Tommy Bell
- Born: Thomas Bell 11 November 1992 (age 33) Plymouth, England
- Height: 1.83 m (6 ft 0 in)
- Weight: 86 kg (13 st 8 lb)
- School: Bacup and Rawtenstall Grammar School
- Notable relative: Chris Bell (brother)

Rugby union career
- Position(s): Full-back, Fly-half, Wing, Centre
- Current team: London Welsh Amateur

Senior career
- Years: Team / Apps / (Points)
- 2010–2012: Sale Sharks / 1 / (5)
- 2011: →Leeds Carnegie / 21 / (234)
- 2012–2014: London Wasps / 29 / (81)
- 2014: Jersey / 5 / (62)
- 2014–2016: Leicester Tigers / 31 / (130)
- 2016–2019: London Irish / 7 / (86)
- 2019–2020: Ealing Trailfinders / 16 / (27)
- 2020: Asia Pacific Dragons
- 2020–2021: Stade Montois / 15 / (16)
- 2022: Benetton / 4 / (0)
- 2022-24: Tokyo Gas RFC
- Correct as of 5 Mar 2022

International career
- Years: Team / Apps / (Points)
- England U18
- 2011–2012: England U20 / 6 / (31)

= Tommy Bell (rugby union) =

English rugby union player

Tommy Bell (born 11 November 1992) is a retired English rugby union player who most recently played for Tokyo Gas RFC in Japan. Prior to that his last club in Europe has been Benetton Rugby

He began his career with Sale Sharks in the Aviva Premiership, but moved to London Wasps for the 2012/2013 season, playing alongside his brother Chris Bell.

On 6 June 2014, Bell made his move to the RFU Championship as he signed a contract with Jersey. However, after a month with Jersey, Bell was granted early release from his contract since a top flight club made an approach to him where he would officially move to Leicester Tigers.
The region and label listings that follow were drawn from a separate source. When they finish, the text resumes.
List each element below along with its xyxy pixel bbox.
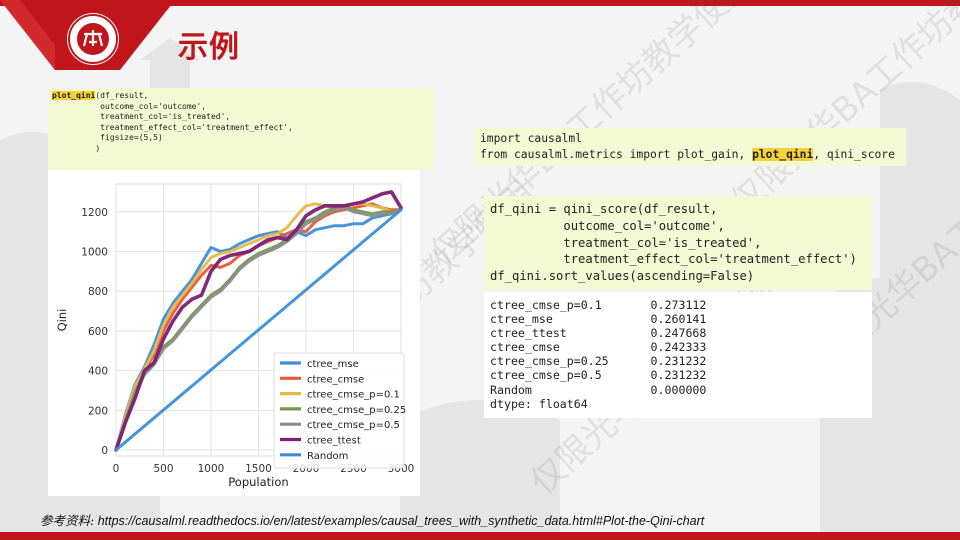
legend-label: ctree_mse (307, 359, 359, 370)
code-line: treatment_effect_col='treatment_effect', (52, 122, 293, 132)
y-tick-label: 800 (88, 286, 108, 298)
y-axis-label: Qini (55, 309, 69, 332)
output-line: ctree_mse 0.260141 (490, 312, 707, 327)
output-line: ctree_cmse_p=0.1 0.273112 (490, 298, 707, 312)
code-line: outcome_col='outcome', (52, 101, 207, 111)
output-line: Random 0.000000 (490, 382, 707, 397)
code-line: df_qini.sort_values(ascending=False) (490, 269, 755, 284)
code-line: , qini_score (813, 148, 895, 161)
legend-label: ctree_cmse_p=0.1 (307, 390, 400, 401)
output-line: ctree_ttest 0.247668 (490, 326, 707, 341)
x-tick-label: 500 (153, 463, 173, 475)
legend-label: ctree_ttest (307, 436, 361, 447)
y-tick-label: 1000 (81, 247, 108, 259)
slide-title: 示例 (178, 30, 240, 65)
code-line: df_qini = qini_score(df_result, (490, 202, 718, 216)
code-line: treatment_effect_col='treatment_effect') (490, 252, 857, 267)
output-line: dtype: float64 (490, 396, 588, 411)
code-line: treatment_col='is_treated', (52, 112, 231, 121)
series-line-ctree-ttest (114, 190, 403, 452)
reference-url[interactable]: https://causalml.readthedocs.io/en/lates… (94, 514, 705, 528)
y-tick-label: 1200 (81, 207, 108, 219)
code-line: treatment_col='is_treated', (490, 235, 762, 250)
import-code: import causalml from causalml.metrics im… (474, 128, 906, 166)
code-line: ) (52, 143, 101, 153)
y-tick-label: 0 (101, 445, 108, 457)
function-name-highlight: plot_qini (52, 91, 96, 100)
code-line: (df_result, (95, 91, 149, 100)
series-line-ctree-cmse-p-0-25 (114, 204, 403, 452)
y-tick-label: 600 (88, 326, 108, 338)
legend-label: ctree_cmse_p=0.25 (307, 405, 406, 416)
y-tick-label: 400 (88, 366, 108, 378)
legend-label: Random (307, 451, 348, 462)
output-line: ctree_cmse_p=0.5 0.231232 (490, 368, 707, 383)
output-line: ctree_cmse 0.242333 (490, 340, 707, 355)
top-accent-bar (0, 0, 960, 6)
y-tick-label: 200 (88, 405, 108, 417)
legend-box (273, 352, 405, 469)
qini-score-code: df_qini = qini_score(df_result, outcome_… (484, 196, 872, 290)
code-line: figsize=(5,5) (52, 133, 163, 142)
series-line-Random (114, 208, 403, 452)
series-line-ctree-cmse-p-0-5 (114, 206, 403, 452)
x-axis-label: Population (228, 475, 288, 489)
code-line: import causalml (480, 132, 583, 145)
series-line-ctree-mse (114, 208, 403, 452)
code-line: from causalml.metrics import plot_gain, (480, 148, 753, 161)
x-tick-label: 0 (113, 463, 120, 475)
reference-label: 参考资料: (40, 513, 95, 528)
x-tick-label: 1500 (245, 463, 272, 475)
output-line: ctree_cmse_p=0.25 0.231232 (490, 354, 707, 369)
legend-label: ctree_cmse (307, 374, 364, 385)
plot-qini-call-code: plot_qini(df_result, outcome_col='outcom… (48, 88, 434, 170)
function-name-highlight: plot_qini (752, 148, 814, 161)
bottom-accent-bar (0, 532, 960, 540)
university-seal-icon (67, 13, 119, 65)
legend-label: ctree_cmse_p=0.5 (307, 420, 400, 431)
qini-chart: 0 200 400 600 800 1000 1200 0 500 1000 1500 2000 250… (48, 170, 420, 496)
qini-score-output: ctree_cmse_p=0.1 0.273112 ctree_mse 0.26… (484, 292, 872, 418)
x-tick-label: 1000 (198, 463, 225, 475)
reference-line: 参考资料: https://causalml.readthedocs.io/en… (40, 510, 704, 529)
code-line: outcome_col='outcome', (490, 218, 725, 233)
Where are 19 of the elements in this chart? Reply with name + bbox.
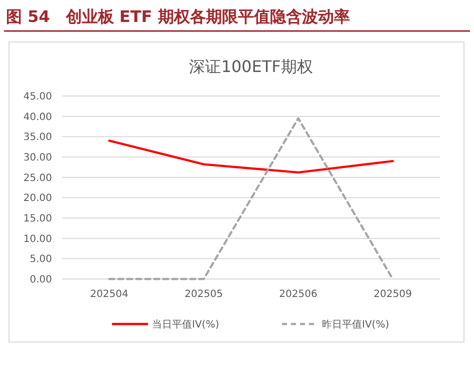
chart-subtitle: 深证100ETF期权 bbox=[189, 57, 313, 76]
line-series bbox=[108, 140, 394, 174]
legend-label: 当日平值IV(%) bbox=[152, 318, 220, 330]
y-tick-label: 10.00 bbox=[23, 234, 52, 245]
y-tick-label: 15.00 bbox=[23, 214, 52, 224]
y-tick-label: 35.00 bbox=[23, 132, 52, 144]
y-tick-label: 5.00 bbox=[30, 254, 52, 266]
y-tick-label: 45.00 bbox=[23, 92, 52, 102]
y-tick-label: 20.00 bbox=[23, 193, 52, 204]
x-tick-label: 202506 bbox=[279, 289, 318, 300]
legend-label: 昨日平值IV(%) bbox=[322, 318, 390, 330]
y-tick-label: 0.00 bbox=[30, 274, 52, 286]
y-tick-label: 30.00 bbox=[23, 152, 52, 164]
x-tick-label: 202505 bbox=[184, 289, 223, 300]
x-tick-label: 202509 bbox=[374, 289, 412, 300]
x-tick-label: 202504 bbox=[90, 289, 128, 300]
y-tick-label: 40.00 bbox=[23, 112, 52, 123]
chart-title: 图 54 创业板 ETF 期权各期限平值隐含波动率 bbox=[6, 7, 350, 26]
y-tick-label: 25.00 bbox=[23, 172, 52, 184]
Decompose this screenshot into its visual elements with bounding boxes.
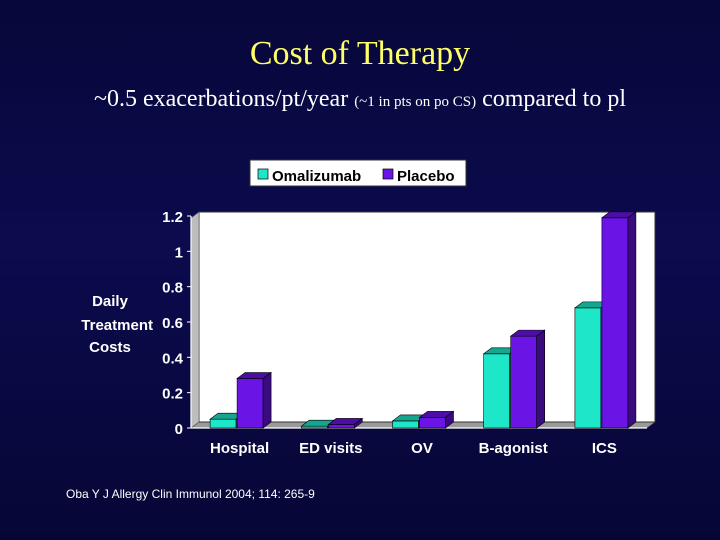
subtitle-end: compared to pl — [476, 86, 627, 112]
y-tick-label: 0.2 — [162, 386, 183, 403]
x-tick-label: ED visits — [299, 440, 362, 457]
chart-side-wall — [190, 211, 200, 429]
y-axis-label-line: Costs — [89, 339, 131, 356]
citation: Oba Y J Allergy Clin Immunol 2004; 114: … — [66, 487, 315, 501]
x-tick-label: Hospital — [210, 440, 269, 457]
x-tick-label: ICS — [592, 440, 617, 457]
y-tick-label: 1 — [175, 244, 183, 261]
bar-placebo-front — [327, 424, 355, 429]
slide-title: Cost of Therapy — [249, 35, 471, 72]
y-tick-label: 1.2 — [162, 209, 183, 226]
y-tick-label: 0 — [175, 421, 183, 438]
bar-placebo-side — [627, 211, 637, 429]
bar-placebo-side — [262, 371, 272, 429]
legend-label-placebo: Placebo — [397, 168, 455, 185]
y-axis-label-line: Daily — [92, 293, 129, 310]
bar-placebo-front — [419, 417, 446, 429]
bar-omalizumab-front — [574, 307, 602, 429]
x-tick-label: OV — [411, 440, 433, 457]
bar-placebo-front — [601, 217, 629, 429]
legend-swatch-placebo — [382, 168, 394, 180]
x-tick-label: B-agonist — [479, 440, 548, 457]
y-tick-label: 0.4 — [162, 350, 184, 367]
legend-box — [249, 159, 467, 187]
bar-placebo-side — [536, 329, 546, 429]
bar-placebo-side — [445, 410, 454, 429]
y-axis-label-line: Treatment — [81, 317, 153, 334]
y-tick-label: 0.6 — [162, 315, 183, 332]
bar-placebo-front — [236, 378, 264, 429]
bar-omalizumab-front — [209, 418, 237, 429]
bar-placebo-front — [510, 335, 538, 429]
bar-omalizumab-front — [392, 420, 419, 429]
slide-subtitle: ~0.5 exacerbations/pt/year (~1 in pts on… — [0, 84, 720, 117]
bar-placebo-side — [353, 417, 363, 429]
bar-omalizumab-front — [483, 353, 511, 429]
subtitle-main: ~0.5 exacerbations/pt/year — [93, 86, 355, 112]
legend-label-omalizumab: Omalizumab — [272, 168, 361, 185]
y-tick-label: 0.8 — [162, 280, 183, 297]
legend-swatch-omalizumab — [257, 168, 269, 180]
subtitle-note: (~1 in pts on po CS) — [354, 94, 477, 110]
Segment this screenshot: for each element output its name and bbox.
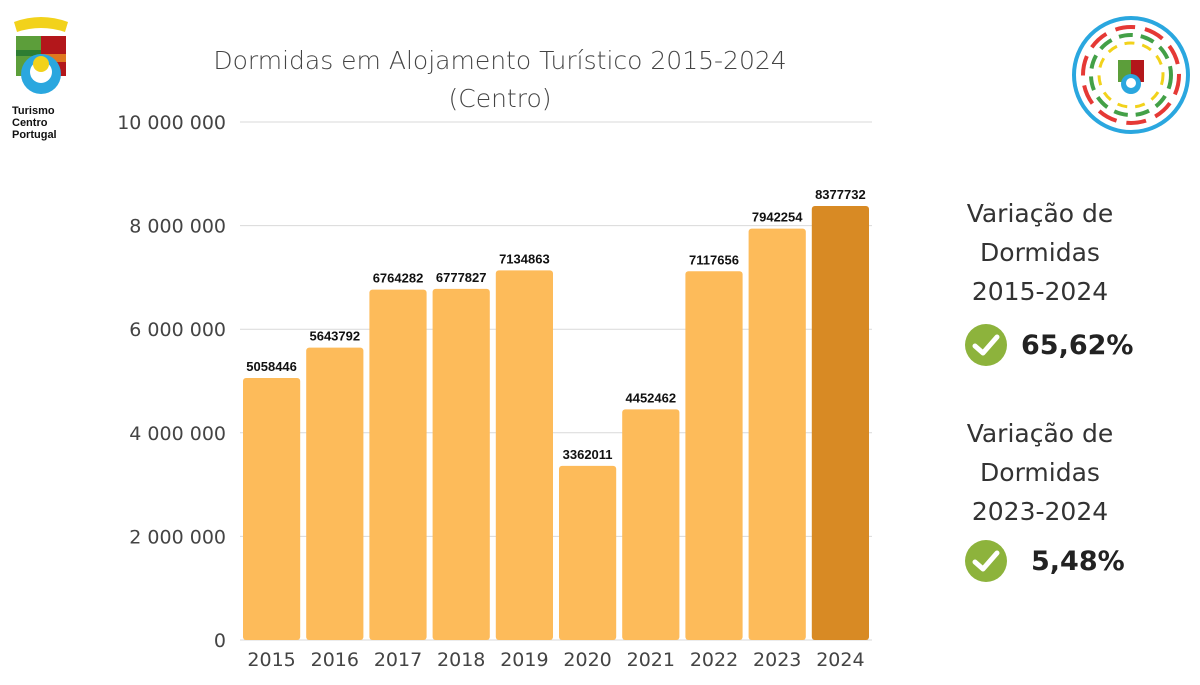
- variation-period: 2023-2024: [971, 497, 1109, 526]
- data-label: 6764282: [373, 271, 424, 286]
- bar-2015: [243, 377, 301, 640]
- x-tick-label: 2023: [753, 649, 801, 671]
- bar-2017: [369, 289, 427, 640]
- x-tick-label: 2020: [563, 649, 611, 671]
- data-label: 7134863: [499, 251, 550, 266]
- variation-block-2023-2024: Variação de Dormidas 2023-2024: [940, 414, 1140, 531]
- x-tick-label: 2024: [816, 649, 864, 671]
- variation-label: Dormidas: [980, 238, 1100, 267]
- y-tick-label: 0: [214, 630, 226, 652]
- variation-label: Variação de: [966, 199, 1114, 228]
- bar-2016: [306, 347, 364, 640]
- variation-value-2015-2024: 65,62%: [965, 324, 1133, 366]
- turismo-centro-logo: Turismo Centro Portugal: [12, 14, 70, 141]
- x-tick-label: 2019: [500, 649, 548, 671]
- variation-value: 5,48%: [1031, 545, 1125, 577]
- x-tick-label: 2018: [437, 649, 485, 671]
- y-tick-label: 10 000 000: [117, 112, 226, 134]
- bar-2020: [559, 465, 617, 640]
- bar-2024: [811, 206, 869, 640]
- data-label: 4452462: [625, 390, 676, 405]
- chart-title-main: Dormidas em Alojamento Turístico 2015-20…: [213, 46, 787, 75]
- y-tick-label: 4 000 000: [129, 423, 226, 445]
- circular-logo: [1070, 14, 1192, 141]
- data-label: 5058446: [246, 359, 297, 374]
- check-icon: [965, 324, 1007, 366]
- variation-value-2023-2024: 5,48%: [965, 540, 1125, 582]
- data-label: 3362011: [563, 447, 613, 462]
- variation-value: 65,62%: [1021, 329, 1134, 361]
- logo-text-line: Centro: [12, 117, 48, 129]
- chart-subtitle: (Centro): [448, 84, 552, 113]
- x-tick-label: 2017: [374, 649, 422, 671]
- chart-title: Dormidas em Alojamento Turístico 2015-20…: [150, 42, 850, 118]
- data-label: 6777827: [436, 270, 487, 285]
- bar-2022: [685, 271, 743, 640]
- bar-2021: [622, 409, 680, 640]
- y-tick-label: 2 000 000: [129, 526, 226, 548]
- variation-label: Dormidas: [980, 458, 1100, 487]
- x-tick-label: 2016: [311, 649, 359, 671]
- x-tick-label: 2015: [247, 649, 295, 671]
- logo-text-line: Turismo: [12, 105, 55, 117]
- x-tick-label: 2022: [690, 649, 738, 671]
- logo-text-line: Portugal: [12, 129, 57, 141]
- data-label: 7942254: [752, 210, 803, 225]
- variation-period: 2015-2024: [971, 277, 1109, 306]
- data-label: 7117656: [689, 252, 739, 267]
- x-tick-label: 2021: [627, 649, 675, 671]
- variation-label: Variação de: [966, 419, 1114, 448]
- data-label: 8377732: [815, 187, 866, 202]
- bar-2018: [432, 288, 490, 640]
- data-label: 5643792: [309, 329, 360, 344]
- y-tick-label: 8 000 000: [129, 216, 226, 238]
- y-tick-label: 6 000 000: [129, 319, 226, 341]
- check-icon: [965, 540, 1007, 582]
- bar-2023: [748, 228, 806, 640]
- variation-block-2015-2024: Variação de Dormidas 2015-2024: [940, 194, 1140, 311]
- bar-2019: [495, 270, 553, 640]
On 17 February 2016, Bell agreed to a long-term deal with London Irish from the 2016–17 season.

He joined RFU Championship side Ealing Trailfinders for the 2019–20 season.
In 2022 he played for Benetton in United Rugby Championship. A move to Japan followed to play for Tokyo Gas before Bell retired from the professional game in 2024 returning to the UK and joining London Welsh Amateur playing at level 5 of the RFU pyramid.

After playing for England U18, from 2011 to 2012 Bell was named in the England U20 squad.